I got the grain mill 'kit' done that I got from Ozark. It's a box of materials and you follow the plans and draw out and cut the pieces to size. Since mine was going to be outside, I used some plywood on the walls to beef it up and the floors in the upper area. Basic materials are foam board covered with plastic and Precision texture sheets. The Kent signs are from the local mill, except for the coal sign which was posted on another forum. I put lights on the top and over the office inside. I did shorten it 4" so it was not quite so large. It is just sitting here for pix, will go elsewhere once the snow melts!

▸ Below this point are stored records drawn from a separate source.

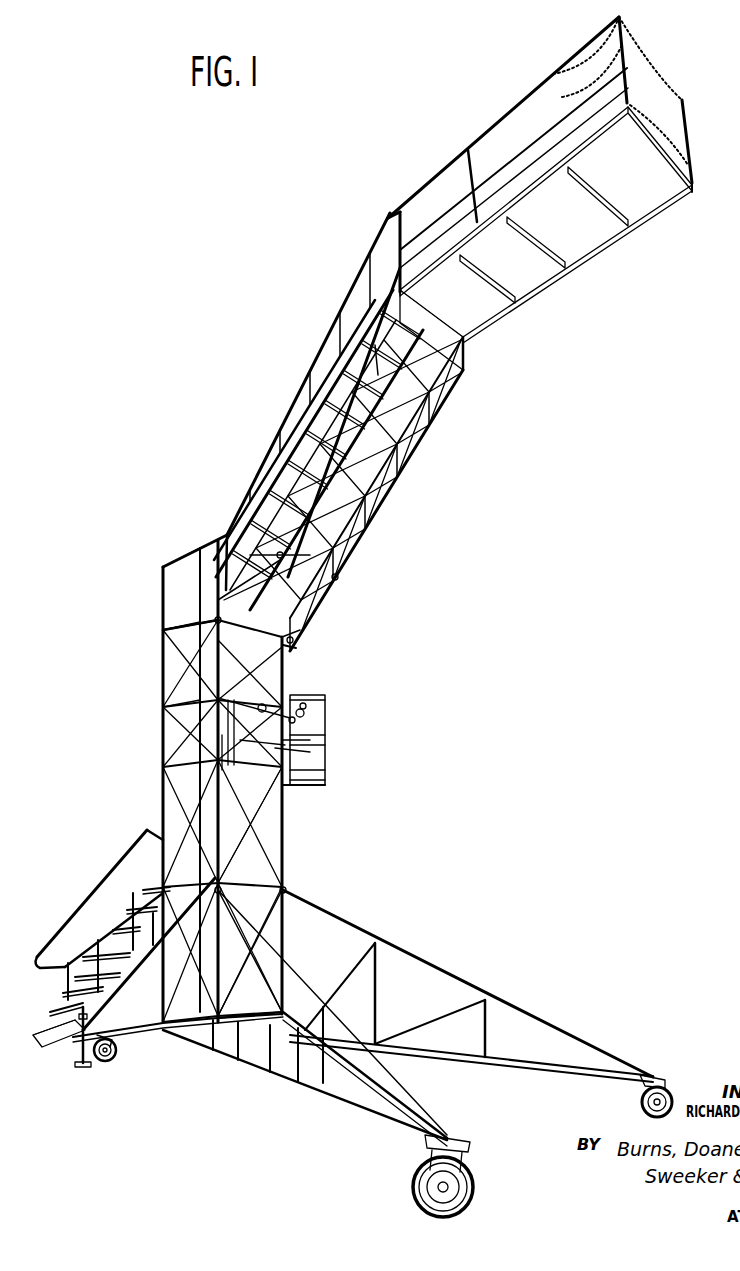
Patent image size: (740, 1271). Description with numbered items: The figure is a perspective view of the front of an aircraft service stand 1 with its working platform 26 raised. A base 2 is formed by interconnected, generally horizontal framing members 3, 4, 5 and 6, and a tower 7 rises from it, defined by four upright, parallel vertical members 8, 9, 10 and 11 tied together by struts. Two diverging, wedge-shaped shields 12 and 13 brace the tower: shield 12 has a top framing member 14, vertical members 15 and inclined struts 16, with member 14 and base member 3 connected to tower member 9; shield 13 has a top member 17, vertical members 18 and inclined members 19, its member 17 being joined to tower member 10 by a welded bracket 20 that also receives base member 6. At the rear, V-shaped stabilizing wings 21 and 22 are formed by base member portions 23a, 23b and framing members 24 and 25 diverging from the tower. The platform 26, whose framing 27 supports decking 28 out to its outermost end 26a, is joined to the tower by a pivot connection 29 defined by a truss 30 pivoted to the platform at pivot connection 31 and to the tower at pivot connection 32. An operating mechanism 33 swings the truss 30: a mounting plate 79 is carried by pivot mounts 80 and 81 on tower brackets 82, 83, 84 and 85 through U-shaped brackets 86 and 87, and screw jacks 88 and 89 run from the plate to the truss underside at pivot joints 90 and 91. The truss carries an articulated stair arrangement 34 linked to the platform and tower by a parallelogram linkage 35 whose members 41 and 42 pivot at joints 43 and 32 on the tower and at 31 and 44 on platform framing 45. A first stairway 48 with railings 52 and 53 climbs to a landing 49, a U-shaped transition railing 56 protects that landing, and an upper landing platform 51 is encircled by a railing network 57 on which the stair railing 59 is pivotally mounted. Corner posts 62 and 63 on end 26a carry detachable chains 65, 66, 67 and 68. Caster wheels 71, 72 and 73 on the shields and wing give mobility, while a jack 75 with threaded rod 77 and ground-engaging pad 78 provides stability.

The stand 1 is at (418, 540).
The base 2 is at (492, 1085).
The framing member 3 is at (347, 1107).
The framing member 4 is at (363, 1073).
The framing member 5 is at (427, 1067).
The framing member 6 is at (423, 1040).
The tower 7 is at (290, 856).
The vertical member 8 is at (162, 760).
The vertical member 9 is at (225, 680).
The vertical member 10 is at (287, 822).
The vertical member 11 is at (228, 838).
The shield 12 is at (313, 977).
The shield 13 is at (398, 942).
The top framing member 14 is at (327, 1010).
The vertical members 15 is at (260, 1037).
The inclined struts 16 is at (225, 1035).
The top member 17 is at (460, 977).
The vertical members 18 is at (375, 993).
The inclined members 19 is at (357, 950).
The welded bracket 20 is at (285, 889).
The stabilizing wing 21 is at (117, 1018).
The stabilizing wing 22 is at (233, 975).
The base member portion 23a is at (152, 1030).
The base member portion 23b is at (250, 1008).
The framing member 24 is at (128, 990).
The framing member 25 is at (236, 950).
The working platform 26 is at (617, 243).
The outermost end 26a is at (694, 186).
The framing 27 is at (573, 267).
The decking 28 is at (523, 273).
The pivot connection 29 is at (412, 455).
The truss 30 is at (384, 497).
The pivot connection 31 is at (465, 340).
The pivot connection 32 is at (300, 640).
The operating mechanism 33 is at (330, 612).
The articulated stair arrangement 34 is at (372, 347).
The parallelogram linkage 35 is at (358, 313).
The parallelogram member 41 is at (298, 447).
The parallelogram member 42 is at (340, 393).
The pivot joint 43 is at (227, 585).
The pivot joint 44 is at (397, 258).
The framing 45 is at (412, 237).
The first stairway 48 is at (101, 853).
The landing 49 is at (322, 782).
The landing platform 51 is at (178, 632).
The railing 52 is at (78, 900).
The railing 53 is at (152, 847).
The transition railing 56 is at (326, 728).
The railing network 57 is at (165, 567).
The railing 59 is at (283, 425).
The corner post 62 is at (629, 93).
The corner post 63 is at (690, 135).
The chain 65 is at (598, 55).
The chain 66 is at (565, 97).
The chain 67 is at (652, 72).
The chain 68 is at (675, 117).
The caster wheel 71 is at (472, 1175).
The caster wheel 72 is at (664, 1088).
The caster wheel 73 is at (113, 1063).
The jack 75 is at (70, 1063).
The threaded rod 77 is at (96, 1062).
The ground-engaging pad 78 is at (84, 1068).
The mounting plate 79 is at (296, 720).
The pivot mount 80 is at (314, 700).
The pivot mount 81 is at (240, 697).
The tower bracket 82 is at (285, 740).
The tower bracket 83 is at (278, 748).
The tower bracket 84 is at (234, 730).
The tower bracket 85 is at (222, 742).
The U-shaped bracket 86 is at (305, 706).
The U-shaped mounting bracket 87 is at (256, 704).
The screw jack 88 is at (265, 588).
The screw jack 89 is at (312, 650).
The pivot joint 90 is at (283, 556).
The pivot joint 91 is at (337, 577).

The signs are printed on ink jet vinyl with a clear UV coating sprayed on. Just peel off and stick on. I found the flour sacks on line.


----------



## ZachsPappaw (Jan 3, 2008)

Nice job Jerry.

I just completed the Piko brewery. I've been thinking I need a grain bin, and how to make one.

Jeff


----------



## Jerry Barnes (Jan 2, 2008)

Well, the kit comes with some small directions, giving you the measurements. You cut all the pieces. If you plan to put it outside you might be better off to cut the pieces out of wood and just buy the Precision sheets you want and skip the foamboard.


----------



## Stan Cedarleaf (Jan 2, 2008)

Very, very nice, Jerry....... That's going to be a great addition to the layout. 

Super job.


----------



## DTI356 (Jan 3, 2008)

Jerry, 

It looks great! 

Very nice finish as well.


----------



## Johnn (Jan 5, 2010)

Yes very nice job Mr Barns.
Johnn


----------



## Paulus (May 31, 2008)

Very nice indeed! The chain is a great detail.


----------



## Jerry Barnes (Jan 2, 2008)

Thanks! I always look at cheap jewelry at garage sales, buy it for the chain.


----------



## jimtyp (Jan 2, 2008)

Great work! Very realistic! I like the weathering, signs, color, and scale! I like yours better than the pic they use at Ozark, maybe they'd pay you to use yours


----------



## aceinspp (Jan 2, 2008)

Well guess your going to keep it. Looks good. Later RJD


----------



## noelw (Jan 2, 2008)

* That truned out great.. Like what you did to it on painting and signs.. nice. *


----------



## Randy Stone (Jan 2, 2008)

Very Nice Jerry


----------



## Richard Weatherby (Jan 3, 2008)

Looks great! I am glad that sign worked out to be the same as where I found it... on a grain mill. Perfect.


----------



## leonpete (Jan 4, 2008)

Nice job Jerry. I like it!!


----------



## Jerry Barnes (Jan 2, 2008)

Richard, sorry I forgot to give you credit for that sign. I tried to make it stick to the boards, but the vinyl was too thick, so put it on some thin plastic. Shot it with some UV inhibitor, so hope it holds up for a few years.


----------



## Jerry Barnes (Jan 2, 2008)

I decided on the location for my grain mill. It is held down with 8 of those U-shaped spikes to hold down garden fabric. I had attached some L brackets to the side to do this. It has held up well through some REAL windy days. Has a grain truck I got at Menard's(like Home Depot) last year.


----------



## Bob Baxter (Jan 3, 2008)

Very well done, Jerry. That precision board is wonderful to work with. I would stick with the foam board for anything that will live outside. Water will find a way into the wood and it will warp and rot. Many folks use plexiglass as a basic box and glue the sheet material on it. It makes for some easy windows too.


----------



## San Juan (Jan 3, 2008)

It looks great









Any more pics of that nice looking green early 50s Ford inside? Is that the "grain truck" you mention getting at Menards?


----------



## K27_463 (Jan 2, 2008)

It looks like the owners of the grain mill are into Astronomy too. That is a very nice looking reflector telescope pointing skyward out in the yard! 
jonathan


----------



## Matt Vogt (Jan 2, 2008)

Posted By K27_463 on 06 Apr 2010 05:21 PM 
It looks like the owners of the grain mill are into Astronomy too. That is a very nice looking reflector telescope pointing skyward out in the yard! 
jonathan 
Love it!

Very nicely done mill, Jerry! Fantastic signs and details.

Matt


----------



## dawgnabbit (Jan 2, 2008)

Very nice, Jerry. Good Stuff!

Dawg


----------